ESCLUSIVASTORIA DI IERI di Diego AngelinoTOP

INTER-ROMA. “Storia di ieri”, riflessioni del giorno dopo…

di Diego ANGELINO – Una vittoria di importanza capitale per mantenere vive le speranze di (grande) Europa.

Nella mia personale tabella, tutto quello che veniva preso a San Siro (e a Bergamo, tra due settimane) sarebbe stato di guadagnato: davvero non pensavo di tornare addirittura con i tre punti.

Ma – e va detto – non c’è stata partita: l’1-0, infatti, va piuttosto stretto ai giallorossi, padroni del campo dal punto di vista fisico e tattico.

Quella del solo goal di scarto non è una casualità che si ripete ma la caratteristica di una squadra con troppi giocatori tecnicamente mediocri: che si arrivi quarti o noni, resta imperativa l’esigenza di farne andar via una decina della rosa attuale.

Una serie di tasselli di base, invece, ci sono e vanno ritenuti imprescindibili. Svilar, la cui parata più difficile ieri è di testa, a volo d’angelo, per anticipare Lautaro; Koné, che davanti alla difesa ha riproposto la mastodontica prestazione di Italia-Francia, giocata proprio a Milano; Soulé, che da brutto anatroccolo sta diventando cigno.

Da marzo le sue giocate sono pian piano più decisive: l’impressione, speriamo confermata, è quella del “click” da calciatore nella testa, con le pungolate di Ranieri a fare effetto.

Ieri, nella cosiddetta Scala del Calcio, ogni giocata del 18 argentino era funzionale all’utile: niente piroette o busto ingobbito a dribblare anche l’aria; pure sul goal-vittoria, il primo pensiero è stato buttarla dentro. Questo giocatore qui – che ha avuto comprensibilmente bisogno di mesi per venire fuori – può essere un punto fermo e una valida alternativa al fuoriclasse fragile Dybala.

Difesa rocciosa: Mancini resiste gravato dal giallo praticamente per 90′, senza mai nemmeno rischiare il secondo; Celik, semplice e pulito negli interventi; Ndicka col brivido solo in occasione della trattenuta a Bisseck.

Un altro dei motivi per cui le partite andrebbero chiuse: un fischio in più ieri, come poteva accadere a Venezia, o un colpo di testa qualche centimetro più in là – come poteva succedere a Empoli – e si vanificano buone prestazioni.

La presenza di Shomurodov dal 1′, oltre che utile, è un segnale per la partita: Ranieri ha capito che l’Inter di adesso non è quella di un mese fa.

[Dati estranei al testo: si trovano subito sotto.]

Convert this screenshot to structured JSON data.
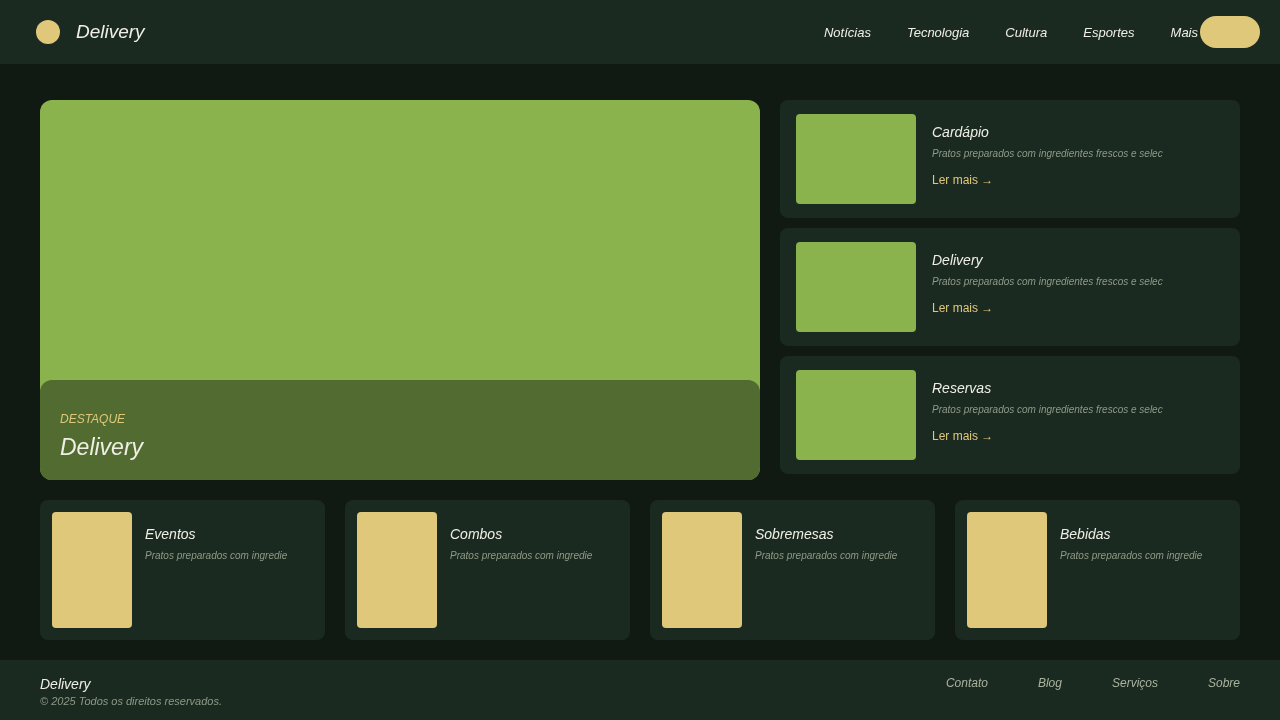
{
  "header": {
    "brand": "Delivery",
    "nav": [
      "Notícias",
      "Tecnologia",
      "Cultura",
      "Esportes",
      "Mais"
    ]
  },
  "hero": {
    "kicker": "DESTAQUE",
    "title": "Delivery"
  },
  "side_cards": [
    {
      "title": "Cardápio",
      "text": "Pratos preparados com ingredientes frescos e selec",
      "link": "Ler mais →"
    },
    {
      "title": "Delivery",
      "text": "Pratos preparados com ingredientes frescos e selec",
      "link": "Ler mais →"
    },
    {
      "title": "Reservas",
      "text": "Pratos preparados com ingredientes frescos e selec",
      "link": "Ler mais →"
    }
  ],
  "bottom_cards": [
    {
      "title": "Eventos",
      "text": "Pratos preparados com ingredie"
    },
    {
      "title": "Combos",
      "text": "Pratos preparados com ingredie"
    },
    {
      "title": "Sobremesas",
      "text": "Pratos preparados com ingredie"
    },
    {
      "title": "Bebidas",
      "text": "Pratos preparados com ingredie"
    }
  ],
  "footer": {
    "brand": "Delivery",
    "copyright": "© 2025 Todos os direitos reservados.",
    "links": [
      "Contato",
      "Blog",
      "Serviços",
      "Sobre"
    ]
  }
}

Sponde, movimenti e assist fortuito per l’uzbeko ma un goal che non andava sbagliato, al termine di un’azione da incorniciare.

Goal che Dovbyk continua a non realizzare contro le squadre che precedono la Roma: dall’ennesima sgroppata di Angelino (ieri sui migliori livelli della stagione) arriva il pallone buono ma la del numero 11 preparazione è pantagruelica.

Ne beneficia l’ennesimo difensore centrale – l’agè Acerbi – che trova il modo di esaltarsi contro l’attaccante ucraino, sempre mani sul ginocchio (dolorante?) e volto sofferente.

Poi ci sono Cristante e Pellegrini.

Il numero 4 romanista gioca un grande secondo tempo in interdizione; tra i migliori della ripresa sicuramente, dopo una prima frazione in cui – tra goal sbagliato e lanci sciaguratamente imprecisi in fase di contropiede – ci aveva fatto mettere più volte le mani nei capelli.

Il capitano è impalpabile: velleitari tentativi di piatto che sono il meno, confrontati alla ripartenza fallita, con Soulè da servire solo davanti a Sommer. Un momento che ha ricordato il clamoroso errore di Julio Baptista a Parma quindici anni fa, sempre con Ranieri in panchina.

18 risultati utili continuano a essere tantissimo essendo niente allo stesso tempo: ma dopo aver vinto in casa dell’Inter, non si può non tentare di gettare il cuore oltre l’ostacolo nelle ultime 4 partite di campionato.